L. salivarius genomic DNA (gDNA) isolation was performed as described previously [1]. The genome of JCM1046 genome was sequenced using a combination of shotgun sequencing by the Sanger method (4-fold coverage), pyrosequencing (24-fold coverage) and Illumina (204-fold coverage). A large-insert (~40 kb) fosmid library was constructed in the CopyControl™ pCCFOS™ vector system (Epicentre Technologies, USA).Corporation, USA) Insert ends (~800 bp/read) were sequenced generating mate pairs and 7.5 Mb sequencing data.

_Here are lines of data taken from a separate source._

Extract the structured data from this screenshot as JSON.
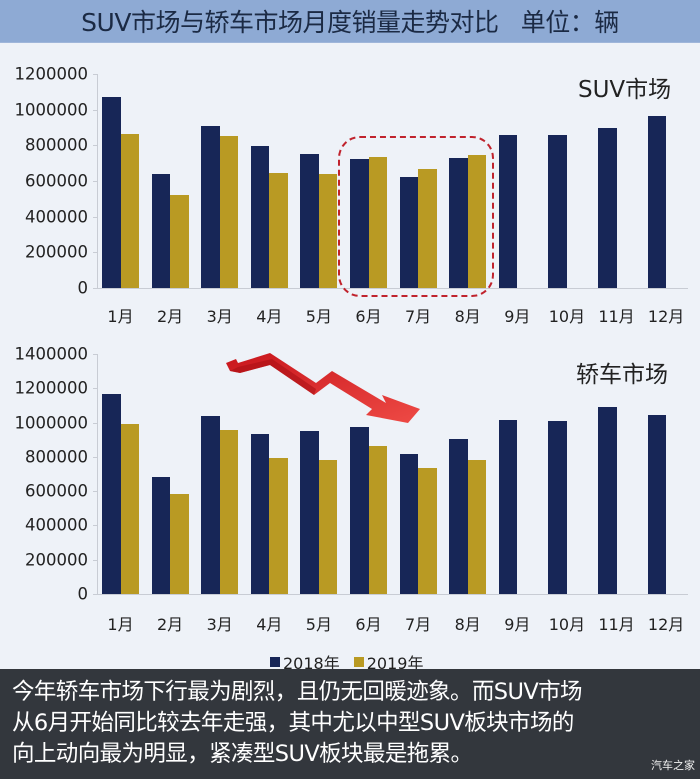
{
  "header": {
    "title": "SUV市场与轿车市场月度销量走势对比",
    "unit": "单位：辆"
  },
  "colors": {
    "series_2018": "#172657",
    "series_2019": "#b99a23",
    "highlight_box": "#c0232d",
    "trend_arrow": "#e2272a",
    "header_bg": "#8eaad4",
    "bottom_panel_bg": "#33373d"
  },
  "legend": {
    "items": [
      {
        "label": "2018年",
        "color": "#172657"
      },
      {
        "label": "2019年",
        "color": "#b99a23"
      }
    ]
  },
  "chart_data": [
    {
      "type": "bar",
      "title": "SUV市场",
      "xlabel": "",
      "ylabel": "",
      "ylim": [
        0,
        1200000
      ],
      "yticks": [
        "1200000",
        "1000000",
        "800000",
        "600000",
        "400000",
        "200000",
        "0"
      ],
      "categories": [
        "1月",
        "2月",
        "3月",
        "4月",
        "5月",
        "6月",
        "7月",
        "8月",
        "9月",
        "10月",
        "11月",
        "12月"
      ],
      "series": [
        {
          "name": "2018年",
          "values": [
            1071000,
            641000,
            908000,
            796000,
            751000,
            725000,
            622000,
            729000,
            860000,
            856000,
            895000,
            963000
          ]
        },
        {
          "name": "2019年",
          "values": [
            865000,
            520000,
            850000,
            645000,
            637000,
            735000,
            665000,
            744000,
            null,
            null,
            null,
            null
          ]
        }
      ],
      "annotations": [
        {
          "type": "dashed-rounded-box",
          "covers": [
            "6月",
            "7月",
            "8月"
          ],
          "color": "#c0232d"
        }
      ],
      "grid": false,
      "legend_position": "bottom"
    },
    {
      "type": "bar",
      "title": "轿车市场",
      "xlabel": "",
      "ylabel": "",
      "ylim": [
        0,
        1400000
      ],
      "yticks": [
        "1400000",
        "1200000",
        "1000000",
        "800000",
        "600000",
        "400000",
        "200000",
        "0"
      ],
      "categories": [
        "1月",
        "2月",
        "3月",
        "4月",
        "5月",
        "6月",
        "7月",
        "8月",
        "9月",
        "10月",
        "11月",
        "12月"
      ],
      "series": [
        {
          "name": "2018年",
          "values": [
            1166000,
            682000,
            1036000,
            935000,
            948000,
            972000,
            818000,
            906000,
            1015000,
            1007000,
            1090000,
            1042000
          ]
        },
        {
          "name": "2019年",
          "values": [
            993000,
            581000,
            958000,
            791000,
            783000,
            863000,
            735000,
            779000,
            null,
            null,
            null,
            null
          ]
        }
      ],
      "annotations": [
        {
          "type": "downward-zigzag-arrow",
          "from": "1月-2月",
          "to": "7月",
          "color": "#e2272a"
        }
      ],
      "grid": false,
      "legend_position": "bottom"
    }
  ],
  "summary": {
    "lines": [
      "今年轿车市场下行最为剧烈，且仍无回暖迹象。而SUV市场",
      "从6月开始同比较去年走强，其中尤以中型SUV板块市场的",
      "向上动向最为明显，紧凑型SUV板块最是拖累。"
    ]
  },
  "watermark": "汽车之家"
}
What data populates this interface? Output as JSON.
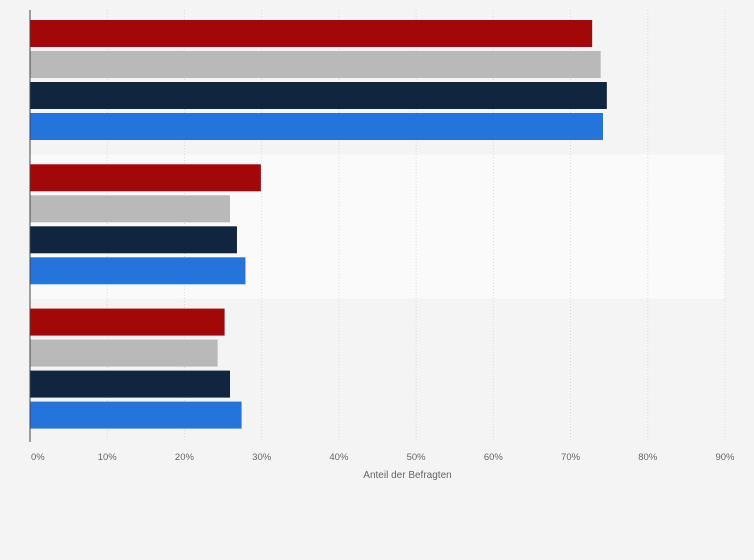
{
  "chart_data": {
    "type": "bar",
    "orientation": "horizontal",
    "xlabel": "Anteil der Befragten",
    "xlim": [
      0,
      90
    ],
    "x_ticks": [
      "0%",
      "10%",
      "20%",
      "30%",
      "40%",
      "50%",
      "60%",
      "70%",
      "80%",
      "90%"
    ],
    "grid": true,
    "legend": "none",
    "category_count": 3,
    "series": [
      {
        "color": "#a30808",
        "values": [
          72.8,
          29.9,
          25.2
        ]
      },
      {
        "color": "#b9b9b9",
        "values": [
          73.9,
          25.9,
          24.3
        ]
      },
      {
        "color": "#10263e",
        "values": [
          74.7,
          26.8,
          25.9
        ]
      },
      {
        "color": "#2574db",
        "values": [
          74.2,
          27.9,
          27.4
        ]
      }
    ]
  },
  "colors": {
    "background": "#f4f4f4",
    "band_highlight": "#fafafa",
    "gridline": "#dcdcdc",
    "axis": "#444444",
    "tick_text": "#666666"
  }
}
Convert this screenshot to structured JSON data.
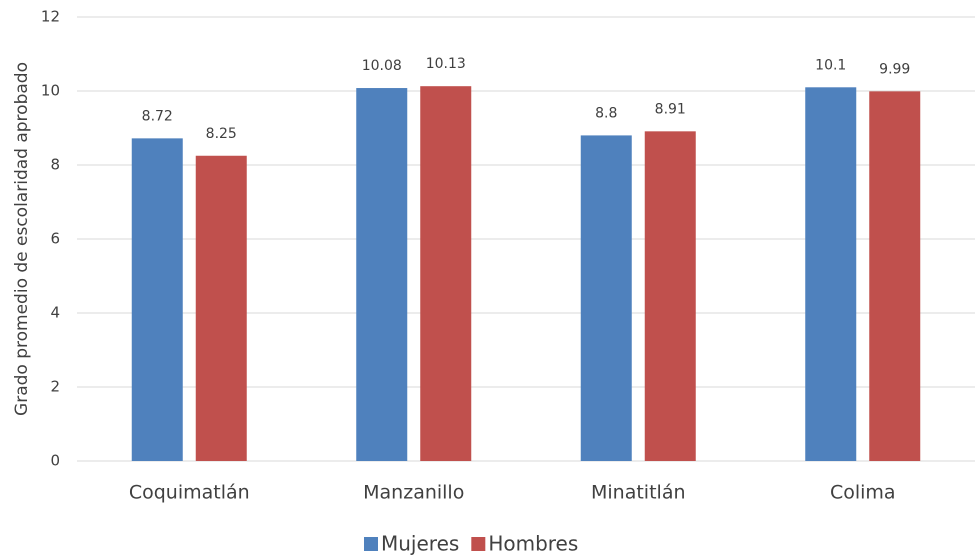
{
  "chart_data": {
    "type": "bar",
    "y_axis_label": "Grado promedio de escolaridad aprobado",
    "categories": [
      "Coquimatlán",
      "Manzanillo",
      "Minatitlán",
      "Colima"
    ],
    "series": [
      {
        "name": "Mujeres",
        "color": "#4f81bd",
        "values": [
          8.72,
          10.08,
          8.8,
          10.1
        ]
      },
      {
        "name": "Hombres",
        "color": "#c0504d",
        "values": [
          8.25,
          10.13,
          8.91,
          9.99
        ]
      }
    ],
    "ylim": [
      0,
      12
    ],
    "yticks": [
      0,
      2,
      4,
      6,
      8,
      10,
      12
    ],
    "grid": true,
    "legend": "bottom"
  }
}
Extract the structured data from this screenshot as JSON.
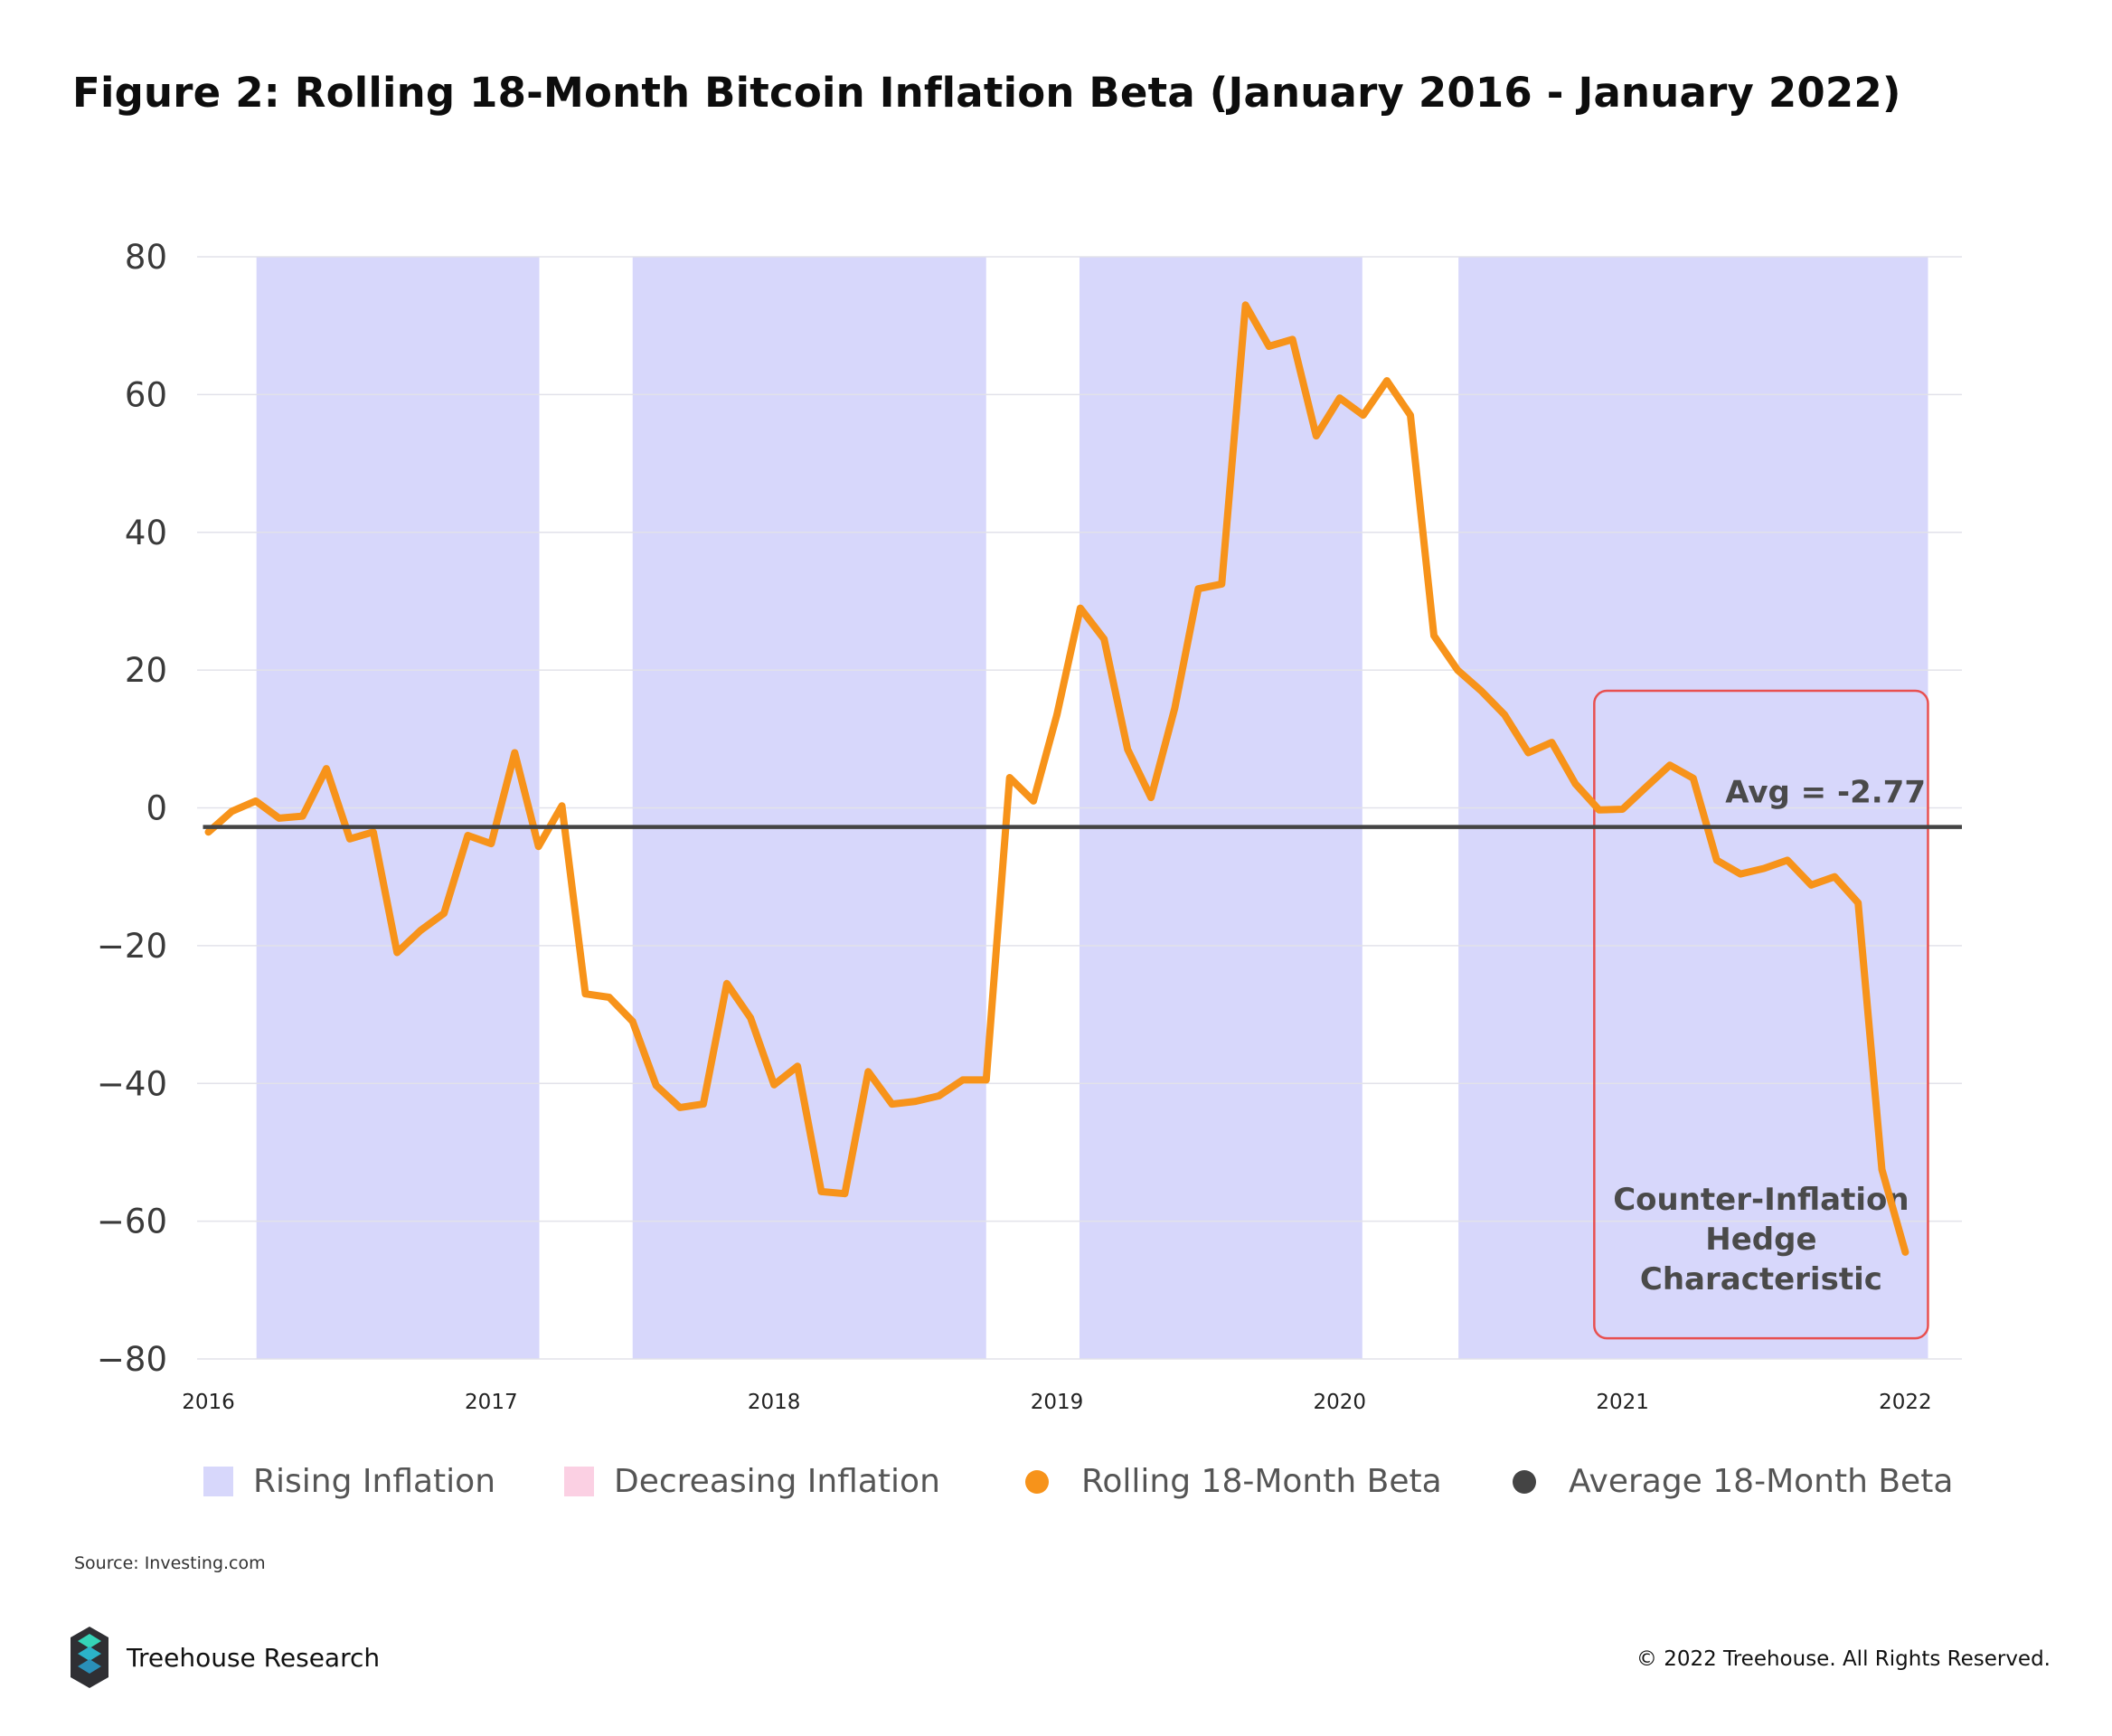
{
  "title": "Figure 2: Rolling 18-Month Bitcoin Inflation Beta (January 2016 - January 2022)",
  "chart_data": {
    "type": "line",
    "ylim": [
      -80,
      80
    ],
    "yticks": [
      80,
      60,
      40,
      20,
      0,
      -20,
      -40,
      -60,
      -80
    ],
    "xlim": [
      2015.96,
      2022.2
    ],
    "xticks": [
      {
        "label": "2016",
        "x": 2016.0
      },
      {
        "label": "2017",
        "x": 2017.0
      },
      {
        "label": "2018",
        "x": 2018.0
      },
      {
        "label": "2019",
        "x": 2019.0
      },
      {
        "label": "2020",
        "x": 2020.0
      },
      {
        "label": "2021",
        "x": 2021.0
      },
      {
        "label": "2022",
        "x": 2022.0
      }
    ],
    "regions": [
      {
        "type": "Rising Inflation",
        "start": 2016.17,
        "end": 2017.17
      },
      {
        "type": "Rising Inflation",
        "start": 2017.5,
        "end": 2018.75
      },
      {
        "type": "Rising Inflation",
        "start": 2019.08,
        "end": 2020.08
      },
      {
        "type": "Rising Inflation",
        "start": 2020.42,
        "end": 2022.08
      }
    ],
    "series": [
      {
        "name": "Rolling 18-Month Beta",
        "color": "#f7931a",
        "x": [
          2016.0,
          2016.083,
          2016.167,
          2016.25,
          2016.333,
          2016.417,
          2016.5,
          2016.583,
          2016.667,
          2016.75,
          2016.833,
          2016.917,
          2017.0,
          2017.083,
          2017.167,
          2017.25,
          2017.333,
          2017.417,
          2017.5,
          2017.583,
          2017.667,
          2017.75,
          2017.833,
          2017.917,
          2018.0,
          2018.083,
          2018.167,
          2018.25,
          2018.333,
          2018.417,
          2018.5,
          2018.583,
          2018.667,
          2018.75,
          2018.833,
          2018.917,
          2019.0,
          2019.083,
          2019.167,
          2019.25,
          2019.333,
          2019.417,
          2019.5,
          2019.583,
          2019.667,
          2019.75,
          2019.833,
          2019.917,
          2020.0,
          2020.083,
          2020.167,
          2020.25,
          2020.333,
          2020.417,
          2020.5,
          2020.583,
          2020.667,
          2020.75,
          2020.833,
          2020.917,
          2021.0,
          2021.083,
          2021.167,
          2021.25,
          2021.333,
          2021.417,
          2021.5,
          2021.583,
          2021.667,
          2021.75,
          2021.833,
          2021.917,
          2022.0
        ],
        "values": [
          -3.5,
          -0.5,
          1,
          -1.5,
          -1.2,
          5.7,
          -4.5,
          -3.5,
          -21,
          -17.8,
          -15.3,
          -4,
          -5.2,
          8,
          -5.6,
          0.3,
          -27,
          -27.5,
          -31,
          -40.3,
          -43.5,
          -43,
          -25.5,
          -30.5,
          -40.2,
          -37.5,
          -55.7,
          -56,
          -38.3,
          -43,
          -42.6,
          -41.8,
          -39.5,
          -39.5,
          4.4,
          1,
          13.5,
          29,
          24.5,
          8.5,
          1.5,
          14.5,
          31.8,
          32.5,
          73,
          67,
          68,
          54,
          59.5,
          57,
          62,
          57,
          25,
          20,
          17,
          13.5,
          8,
          9.5,
          3.5,
          -0.3,
          -0.2,
          3,
          6.2,
          4.3,
          -7.6,
          -9.6,
          -8.8,
          -7.6,
          -11.2,
          -10,
          -13.8,
          -52.5,
          -64.5
        ]
      },
      {
        "name": "Average 18-Month Beta",
        "color": "#444444",
        "value": -2.77
      }
    ],
    "annotations": {
      "avg_label": "Avg = -2.77",
      "box_text": [
        "Counter-Inflation",
        "Hedge",
        "Characteristic"
      ],
      "box_x_start": 2020.9,
      "box_x_end": 2022.08,
      "box_y_top": 17,
      "box_y_bottom": -77,
      "box_color": "#e85050"
    },
    "legend": [
      {
        "label": "Rising Inflation",
        "color": "#d7d7fb",
        "shape": "square"
      },
      {
        "label": "Decreasing Inflation",
        "color": "#fbd0e3",
        "shape": "square"
      },
      {
        "label": "Rolling 18-Month Beta",
        "color": "#f7931a",
        "shape": "circle"
      },
      {
        "label": "Average 18-Month Beta",
        "color": "#444444",
        "shape": "circle"
      }
    ],
    "rising_color": "#d7d7fb",
    "grid": true
  },
  "source": "Source: Investing.com",
  "brand": "Treehouse Research",
  "copyright": "© 2022 Treehouse. All Rights Reserved."
}
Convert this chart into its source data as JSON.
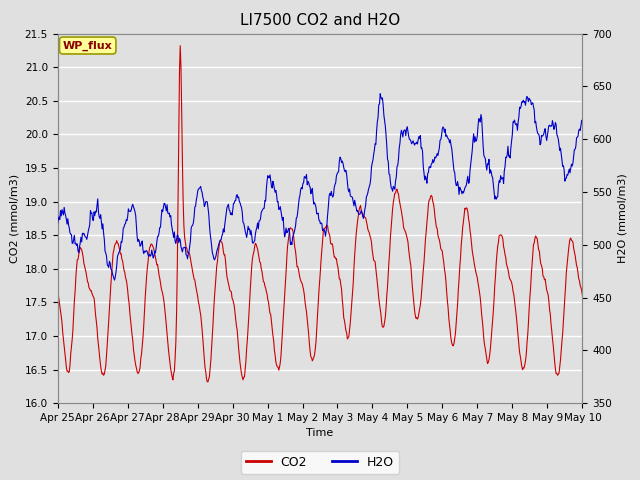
{
  "title": "LI7500 CO2 and H2O",
  "xlabel": "Time",
  "ylabel_left": "CO2 (mmol/m3)",
  "ylabel_right": "H2O (mmol/m3)",
  "annotation": "WP_flux",
  "co2_ylim": [
    16.0,
    21.5
  ],
  "h2o_ylim": [
    350,
    700
  ],
  "co2_yticks": [
    16.0,
    16.5,
    17.0,
    17.5,
    18.0,
    18.5,
    19.0,
    19.5,
    20.0,
    20.5,
    21.0,
    21.5
  ],
  "h2o_yticks": [
    350,
    400,
    450,
    500,
    550,
    600,
    650,
    700
  ],
  "xtick_labels": [
    "Apr 25",
    "Apr 26",
    "Apr 27",
    "Apr 28",
    "Apr 29",
    "Apr 30",
    "May 1",
    "May 2",
    "May 3",
    "May 4",
    "May 5",
    "May 6",
    "May 7",
    "May 8",
    "May 9",
    "May 10"
  ],
  "co2_color": "#cc0000",
  "h2o_color": "#0000cc",
  "background_color": "#e0e0e0",
  "plot_bg_color": "#e0e0e0",
  "grid_color": "#ffffff",
  "annotation_bg": "#ffff99",
  "annotation_border": "#999900",
  "legend_co2_label": "CO2",
  "legend_h2o_label": "H2O",
  "title_fontsize": 11,
  "label_fontsize": 8,
  "tick_fontsize": 7.5
}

Pyrosequencing generated approximately 217,000 unpaired reads (~250 nt); from a half plate on a 454 FLX instrument (Agencourt Biosciences, Beverly, MA). In addition to the shotgun and 454 data for the JCM1046 genome, an additional half lane of Illumina sequencing (23 Mb total sequence data) was obtained which consisted of a 3 kb mate-pair library and a 400 bp paired-end library (Fasteris, Geneva, Switzerland). Each Illumina library provided an average of 204-fold coverage. Illumina reads were assembled (default settings) into contigs using Velvet v 0.7 [68], which were then used to generate 300 bp pseudocontigs. A de novo genome assembly of the shotgun, 454 and Illumina (pseudocontigs) sequence data was performed using the Roche/454 Life Sciences Newbler (Gs) assembler v 2.3 [69], producing an initial assembly of 102 contigs (>500 bp) distributed over 32 scaffolds for the genome of JCM1046. The resulting 454 assembly was then used as a reference for the mapping of raw Illumina data. This mapping assembly was performed using Mira [70] and undertaken to extend contigs, close gaps and for error correction of the draft genome. Gap closure was achieved using a PCR-based strategy. Primers were designed at the end of contigs and Dreamtaq DNA polymerase (Fermentas, Ontario, Canada) was used to amplify products corresponding to contig-contig gaps. Scaffolds were ordered and oriented by PCR using primers were designed at the ends of the scaffolds and the inter-scaffold region was amplified using Extensor long PCR enzyme mix (Abgene, Epsom, UK). PCR products for both the sequencing gaps and the inter-scaffold gaps were sequenced by Eurofins MWG Operon (Ebersberg, Germany) and the sequences were integrated into the assembly using PHRAP [71]. Correct placement of the gap sequences was confirmed by observation using Tablet, a next generation sequencing graphical viewer [72].

Genome annotation

Annotation was carried out according to a published protocol [73] with minor modifications. Specifically, initial annotation was transferred from the related strain L. salivarius UCC118 [74] and then manually curated in Artemis [75]. PHAST [48] was used to identify prophage regions within the genome sequence.

Data availability

The annotated genome sequence has been deposited in GenBank under accession numbers CP007646 (chromosome), CP007647 (pMP1046A), CP007648 (pMP1046B), CP007649 (pLMP1046), CP007650 (pCTN1046).

Genome comparisons

Nucleotide alignments were generated using a local BLAST v 2.2.22 installation which were then visualized and analyzed for gene conservation and sequence synteny using the Artemis Comparison Tool (ACT) [76].

Identification of novel genetic regions

The Novel Region Finder module of Pan seq v 2.0 [59] was used to identify novel genomic regions in strain JCM1046, compared to other L. salivarius genome sequences. A minimum novel region size of 800 bp was chosen and default Nucmer values were used.